In the ongoing trade war between the US and China, the impact of increased US soybean exports to China on the trade deficit and US farmers in 2025 is limited and uncertain. This is due to a shift in Chinese demand towards Brazilian soybeans, which has kept US exports subdued.
New US soybean export sales are at a 20-year low around 3 million metric tons, with China not having bought any new-crop soybeans by late July. This delay dampens prospects for significant soybean export growth to China in the current marketing year.
China’s soybean imports from Brazil dominate, with Brazil shipping record volumes and offering lower prices and logistical advantages over US soybeans. Brazil controls roughly 80% of China’s soybean imports in 2025, while US market share remains minimal.
The lack of increased US soybean exports to China has contributed to a record agricultural trade deficit for the US in early 2025 of $4.1 billion as US exports lag behind imports.
Despite political signals like President Trump’s call to quadruple soybean imports from China, skepticism prevails in the market about China dramatically increasing purchases from the US soon.
For US farmers, the weak Chinese demand limits price and export growth prospects. However, strong domestic demand has kept soybean prices relatively firm, supported by record soybean crush in July 2025 for oil production.
A potential trade deal or tariff relief terms could boost export prospects and provide a positive boost to farmers, but that remains uncertain.
It is worth noting that the bulk of China's soyabean imports from the US usually occur in November, December, and January. If no agreement is reached in the trade talks, the US and China risk reimposing tariffs that could amount to an "embargo".
US President Donald Trump has called on China to quadruple its imports of American soybeans. However, China's retaliatory measures in the ongoing trade war have targeted soybeans, beef, pork, seafood, cotton, chicken, and corn.
The US and China have met in London and Stockholm for negotiations regarding the extension of the truce, with Beijing also suspending its retaliatory tariffs for the same period. The truce is set to expire on Tuesday.

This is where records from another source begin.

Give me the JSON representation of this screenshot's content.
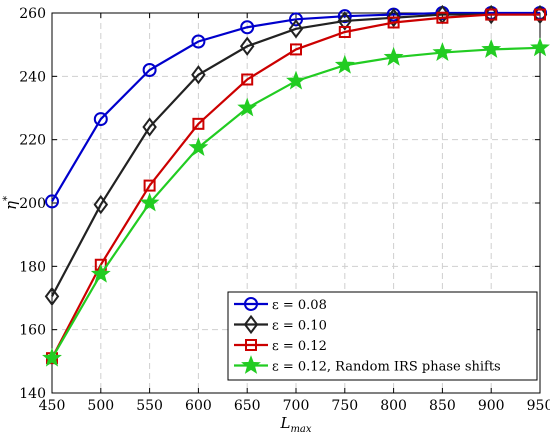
{
  "chart_data": {
    "type": "line",
    "title": "",
    "xlabel": "L",
    "xlabel_sub": "max",
    "ylabel": "η",
    "ylabel_sup": "*",
    "xlim": [
      450,
      950
    ],
    "ylim": [
      140,
      260
    ],
    "x_ticks": [
      450,
      500,
      550,
      600,
      650,
      700,
      750,
      800,
      850,
      900,
      950
    ],
    "y_ticks": [
      140,
      160,
      180,
      200,
      220,
      240,
      260
    ],
    "grid": true,
    "legend_position": "bottom-right",
    "x": [
      450,
      500,
      550,
      600,
      650,
      700,
      750,
      800,
      850,
      900,
      950
    ],
    "series": [
      {
        "name": "ε = 0.08",
        "color": "#0000cc",
        "marker": "circle",
        "values": [
          200.5,
          226.5,
          242,
          251,
          255.5,
          258,
          259,
          259.5,
          260,
          260,
          260
        ]
      },
      {
        "name": "ε = 0.10",
        "color": "#222222",
        "marker": "diamond",
        "values": [
          170.5,
          199.5,
          224,
          240.5,
          249.5,
          255,
          257.5,
          258.5,
          259.5,
          259.5,
          259.5
        ]
      },
      {
        "name": "ε = 0.12",
        "color": "#cc0000",
        "marker": "square",
        "values": [
          151,
          180.5,
          205.5,
          225,
          239,
          248.5,
          254,
          257,
          258.5,
          259.5,
          259.5
        ]
      },
      {
        "name": "ε = 0.12, Random IRS phase shifts",
        "color": "#22cc22",
        "marker": "star",
        "values": [
          151,
          177.5,
          200,
          217.5,
          230,
          238.5,
          243.5,
          246,
          247.5,
          248.5,
          249
        ]
      }
    ]
  }
}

Reporting by Wenjie Ding in Beijing.
[1] Source: USDA, Reuters [2] Source: Bloomberg, USDA [3] Source: Wall Street Journal [4] Source: CNBC [5] Source: USDA, Bloomberg
- The finance industry is closely monitoring the trade talks between the US and China, as a potential trade deal could significantly impact US soybean exports and, consequently, the agricultural business sector.
- Despite political efforts to boost US soybean exports to China, such as President Trump's call to quadruple imports, the industry remains skeptical about China dramatically increasing purchases from the US due to retaliatory measures in the ongoing trade war.
- The general news landscape is filled with discussions about the trade war and its effects on various industries, with business leaders and political pundits frequently debating the impact of China's soybean imports on US trade deficits and farmer income.